Gerçek anlamda dondu çünkü, güneşin sadece aydınlatma işlevi gördüğünü, bu aydınlığa ise oldukça soğuk bir havanın eşlik ettiğini fark etmişti.

Pelerinsiz, titreyen sahibinin aksine kahverengi yumuşak tüylerinin koruması altındaki köpek mutlu bir şekilde hoplayıp zıplayarak ilerliyordu. Elizabeth her adımda biraz daha ürperdiğini hissederken bu kadar neşeli görünmesine içerlediği Mortis'e sızlanmaktan kendini alamadı. Çantasını göğsüne bastırıp kollarıyla sıkıca sarılırken Mortis'in zıplayarak yürümesini taklit etmemek için kendine engel olmaya çalışıyordu. Kuru ayaz vücuduna çarpıp elbisesinin saramadığı elleri ve yüzündeki deriyi geriyordu, ensesinden girip sırtından vücuduna doğru yayılan ürperti ile titrerken farkında olmadan düşünceleri Sir Chane'e kaydı.

Benim temasında ürpermek istediğim soğuk, sizin teniniz Sir Chane, güzün kuru ayazı değil.

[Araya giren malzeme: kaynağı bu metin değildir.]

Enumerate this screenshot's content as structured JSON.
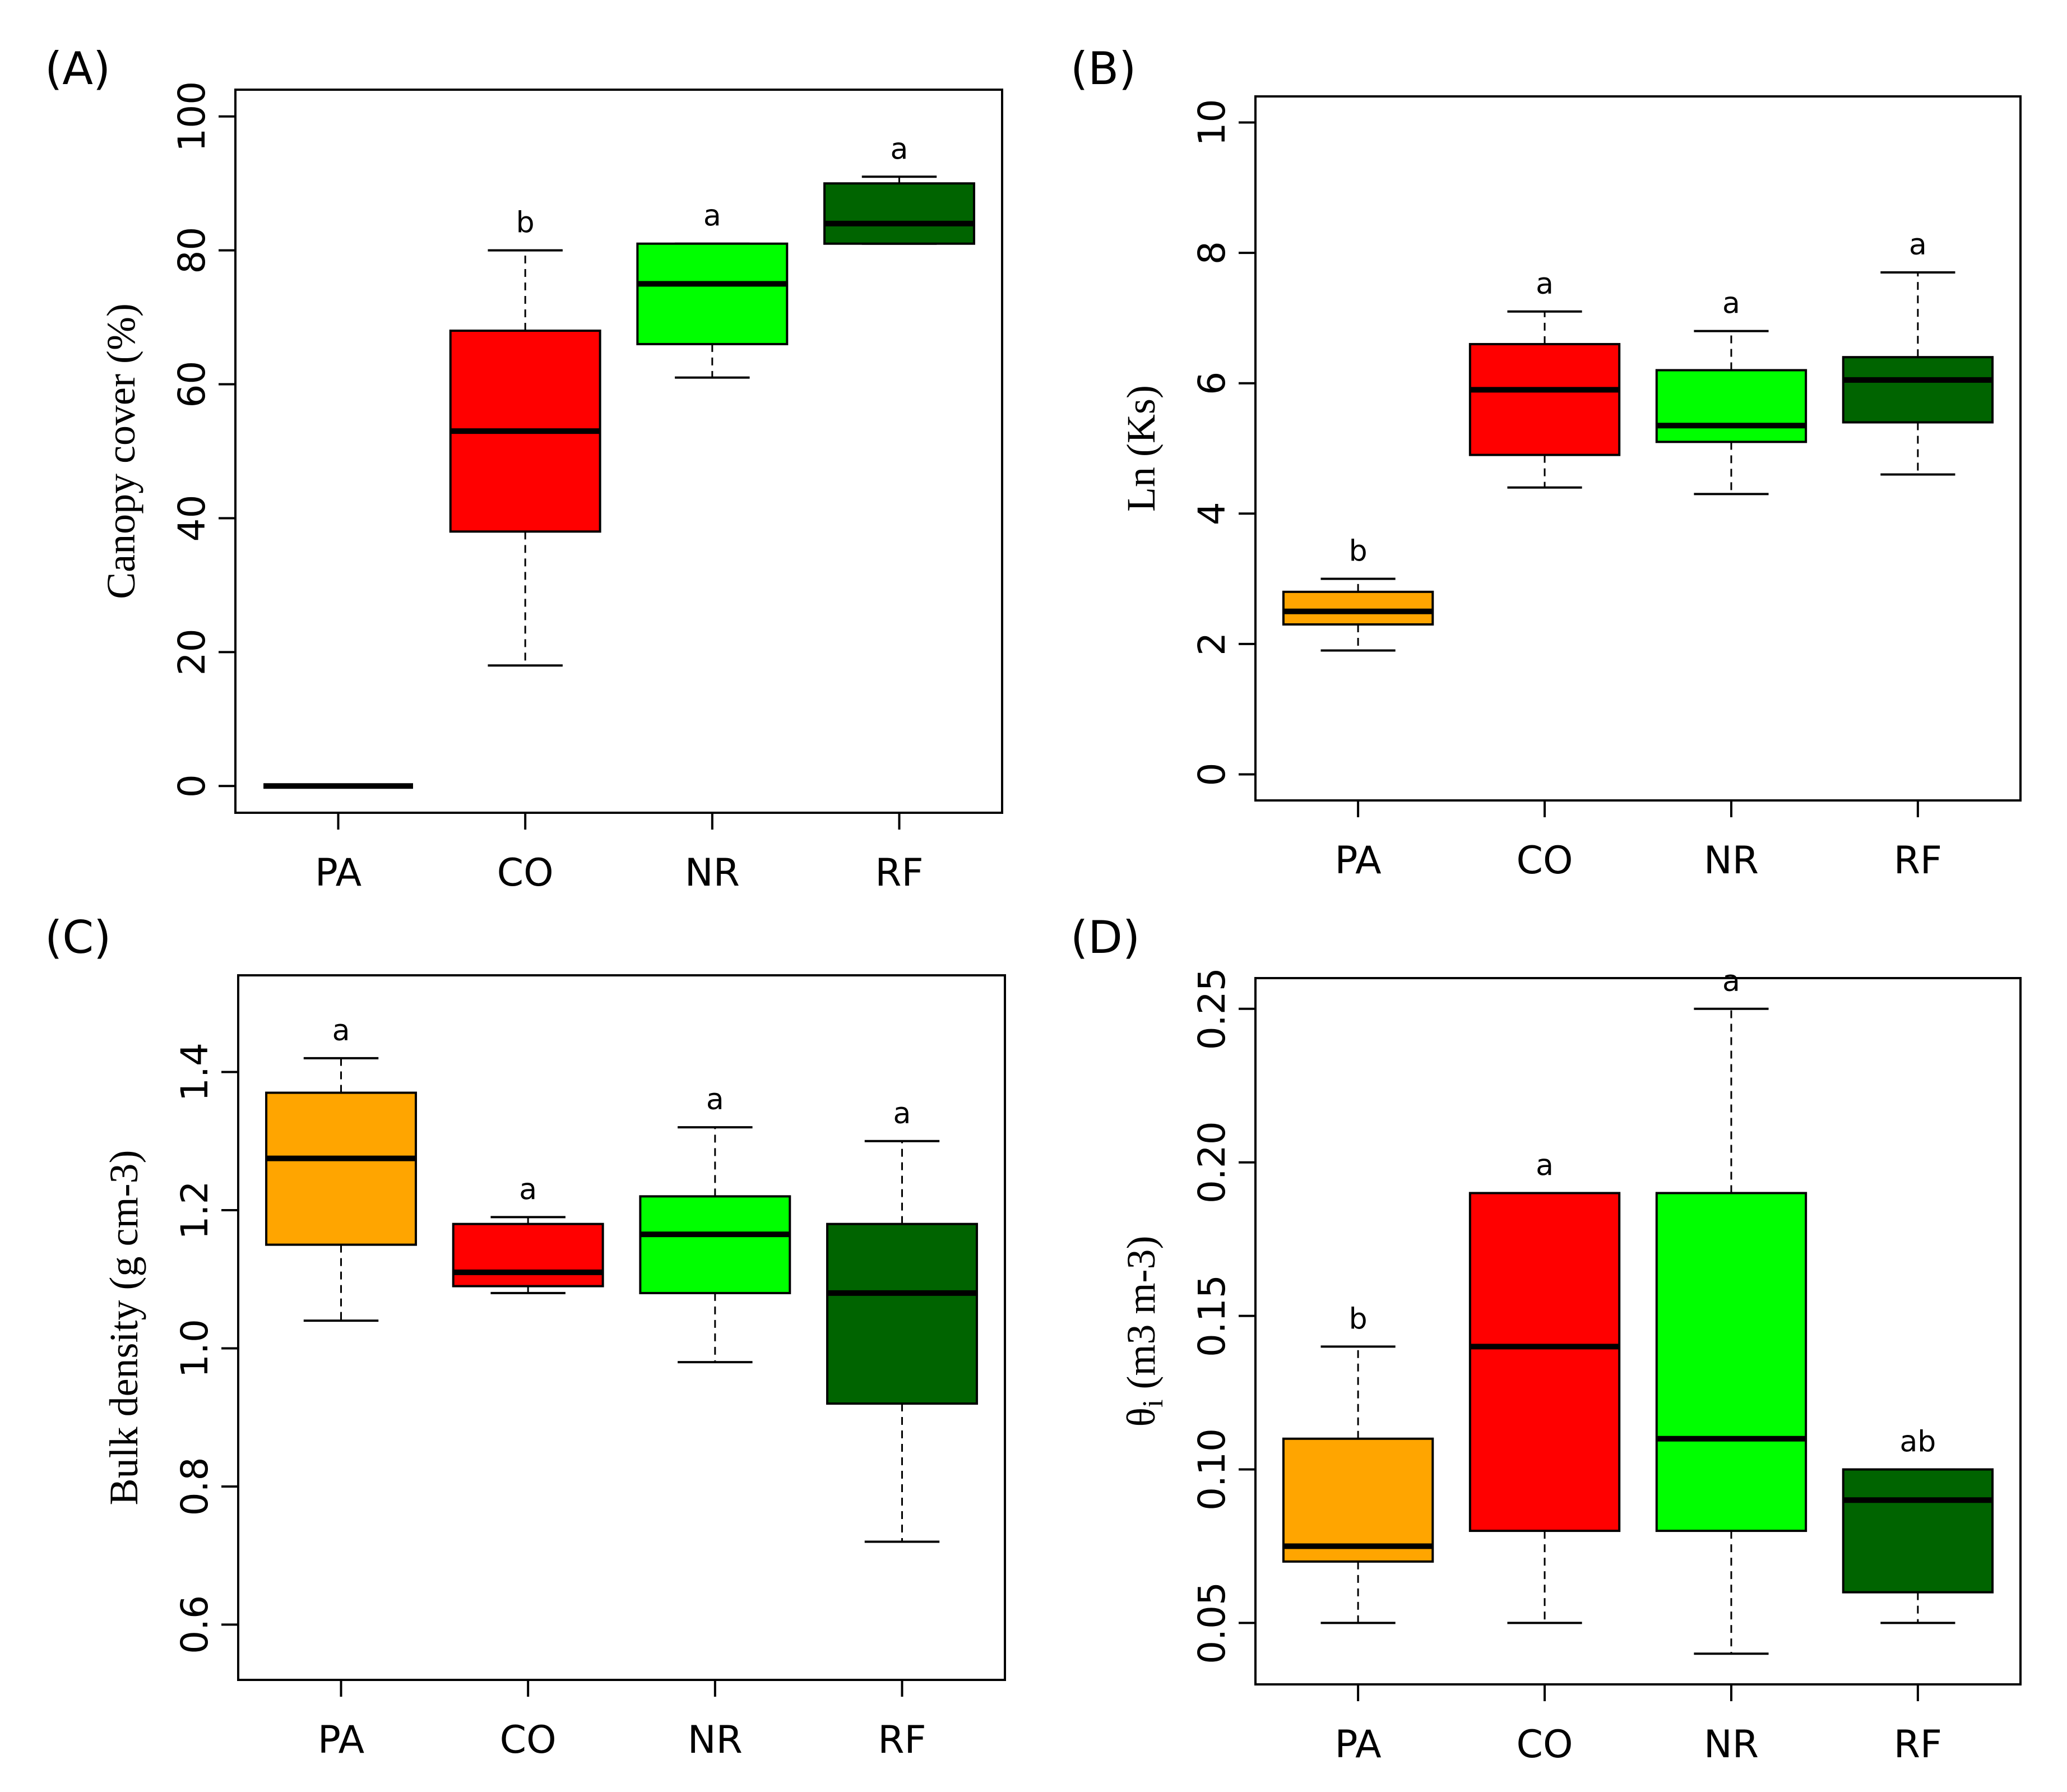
{
  "chart_data": [
    {
      "type": "box",
      "panel_label": "(A)",
      "ylabel": "Canopy cover (%)",
      "categories": [
        "PA",
        "CO",
        "NR",
        "RF"
      ],
      "yticks": [
        0,
        20,
        40,
        60,
        80,
        100
      ],
      "ytick_labels": [
        "0",
        "20",
        "40",
        "60",
        "80",
        "100"
      ],
      "ylim": [
        -4,
        104
      ],
      "grid": false,
      "colors": [
        "#ffa500",
        "#ff0000",
        "#00ff00",
        "#006400"
      ],
      "boxes": [
        {
          "category": "PA",
          "min": 0,
          "q1": 0,
          "median": 0,
          "q3": 0,
          "max": 0,
          "sig": ""
        },
        {
          "category": "CO",
          "min": 18,
          "q1": 38,
          "median": 53,
          "q3": 68,
          "max": 80,
          "sig": "b"
        },
        {
          "category": "NR",
          "min": 61,
          "q1": 66,
          "median": 75,
          "q3": 81,
          "max": 81,
          "sig": "a"
        },
        {
          "category": "RF",
          "min": 81,
          "q1": 81,
          "median": 84,
          "q3": 90,
          "max": 91,
          "sig": "a"
        }
      ]
    },
    {
      "type": "box",
      "panel_label": "(B)",
      "ylabel": "Ln (Ks)",
      "categories": [
        "PA",
        "CO",
        "NR",
        "RF"
      ],
      "yticks": [
        0,
        2,
        4,
        6,
        8,
        10
      ],
      "ytick_labels": [
        "0",
        "2",
        "4",
        "6",
        "8",
        "10"
      ],
      "ylim": [
        -0.4,
        10.4
      ],
      "grid": false,
      "colors": [
        "#ffa500",
        "#ff0000",
        "#00ff00",
        "#006400"
      ],
      "boxes": [
        {
          "category": "PA",
          "min": 1.9,
          "q1": 2.3,
          "median": 2.5,
          "q3": 2.8,
          "max": 3.0,
          "sig": "b"
        },
        {
          "category": "CO",
          "min": 4.4,
          "q1": 4.9,
          "median": 5.9,
          "q3": 6.6,
          "max": 7.1,
          "sig": "a"
        },
        {
          "category": "NR",
          "min": 4.3,
          "q1": 5.1,
          "median": 5.35,
          "q3": 6.2,
          "max": 6.8,
          "sig": "a"
        },
        {
          "category": "RF",
          "min": 4.6,
          "q1": 5.4,
          "median": 6.05,
          "q3": 6.4,
          "max": 7.7,
          "sig": "a"
        }
      ]
    },
    {
      "type": "box",
      "panel_label": "(C)",
      "ylabel": "Bulk density (g cm-3)",
      "categories": [
        "PA",
        "CO",
        "NR",
        "RF"
      ],
      "yticks": [
        0.6,
        0.8,
        1.0,
        1.2,
        1.4
      ],
      "ytick_labels": [
        "0.6",
        "0.8",
        "1.0",
        "1.2",
        "1.4"
      ],
      "ylim": [
        0.52,
        1.54
      ],
      "grid": false,
      "colors": [
        "#ffa500",
        "#ff0000",
        "#00ff00",
        "#006400"
      ],
      "boxes": [
        {
          "category": "PA",
          "min": 1.04,
          "q1": 1.15,
          "median": 1.275,
          "q3": 1.37,
          "max": 1.42,
          "sig": "a"
        },
        {
          "category": "CO",
          "min": 1.08,
          "q1": 1.09,
          "median": 1.11,
          "q3": 1.18,
          "max": 1.19,
          "sig": "a"
        },
        {
          "category": "NR",
          "min": 0.98,
          "q1": 1.08,
          "median": 1.165,
          "q3": 1.22,
          "max": 1.32,
          "sig": "a"
        },
        {
          "category": "RF",
          "min": 0.72,
          "q1": 0.92,
          "median": 1.08,
          "q3": 1.18,
          "max": 1.3,
          "sig": "a"
        }
      ]
    },
    {
      "type": "box",
      "panel_label": "(D)",
      "ylabel": "θi (m3 m-3)",
      "ylabel_symbol": "θ",
      "ylabel_subscript": "i",
      "ylabel_units": " (m3 m-3)",
      "categories": [
        "PA",
        "CO",
        "NR",
        "RF"
      ],
      "yticks": [
        0.05,
        0.1,
        0.15,
        0.2,
        0.25
      ],
      "ytick_labels": [
        "0.05",
        "0.10",
        "0.15",
        "0.20",
        "0.25"
      ],
      "ylim": [
        0.03,
        0.26
      ],
      "grid": false,
      "colors": [
        "#ffa500",
        "#ff0000",
        "#00ff00",
        "#006400"
      ],
      "boxes": [
        {
          "category": "PA",
          "min": 0.05,
          "q1": 0.07,
          "median": 0.075,
          "q3": 0.11,
          "max": 0.14,
          "sig": "b"
        },
        {
          "category": "CO",
          "min": 0.05,
          "q1": 0.08,
          "median": 0.14,
          "q3": 0.19,
          "max": 0.19,
          "sig": "a"
        },
        {
          "category": "NR",
          "min": 0.04,
          "q1": 0.08,
          "median": 0.11,
          "q3": 0.19,
          "max": 0.25,
          "sig": "a"
        },
        {
          "category": "RF",
          "min": 0.05,
          "q1": 0.06,
          "median": 0.09,
          "q3": 0.1,
          "max": 0.1,
          "sig": "ab"
        }
      ]
    }
  ]
}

Sanki düşünceleri duyulacakmış gibi yüzü kızarırken bir tarafı gülmek istiyordu. Dokunuşuna rağmen sözleri nasıl olup da içini ısıtabiliyordu, bir türlü anlamıyordu genç kadın. Ona böylesine çekilme nedeninin, hissettirdiği bu tezatlık olduğunu düşünmek ise genç kadını daha çok çıkmaza sürüklüyordu; karmaşadan hoşlanmazdı bile. Peki neden, onu her düşündüğünde hissettiği karmaşaya teslim olmak için kuvvetli bir istekle dolup taşıyordu?

Gevşemiş kollarını iki yanına sarkıtarak daha sakin bir tempoda yürümeye devam ederken bile sanki güneş daha çok ısıtıyordu evden çıktığı ana göre.

Güneş?

Sir Chane'i düşündükçe bedenini ele geçirmeye çalışan soğukla daha kolay mücadele edebildiğini fazla direnmeden kabullendi. Mr. George'un davetinde onu beraberindeki hanımlarla tanıştırmasını hatırladı hemen ardından. Miss Lillian'ın sarı bukleli hanım olduğuyla ilgili tahmininde yanılmadığını öğrenmişti. Sarışın hanımın ailesinin, Chane ailesi ile uzun yıllara dayanan dostluğu olduğunu öğrenince yaşıyla ilgili bir sayı şekillenmişti Elizabeth'in aklında ve hemen sonrasında utançla dikkatini diğer hanıma çevirmesine neden olan kız kurusu kelimesi. Miss Lillian'ın canayakın tavrı ise büsbütün kendini kötü hissetmesine neden olmuştu.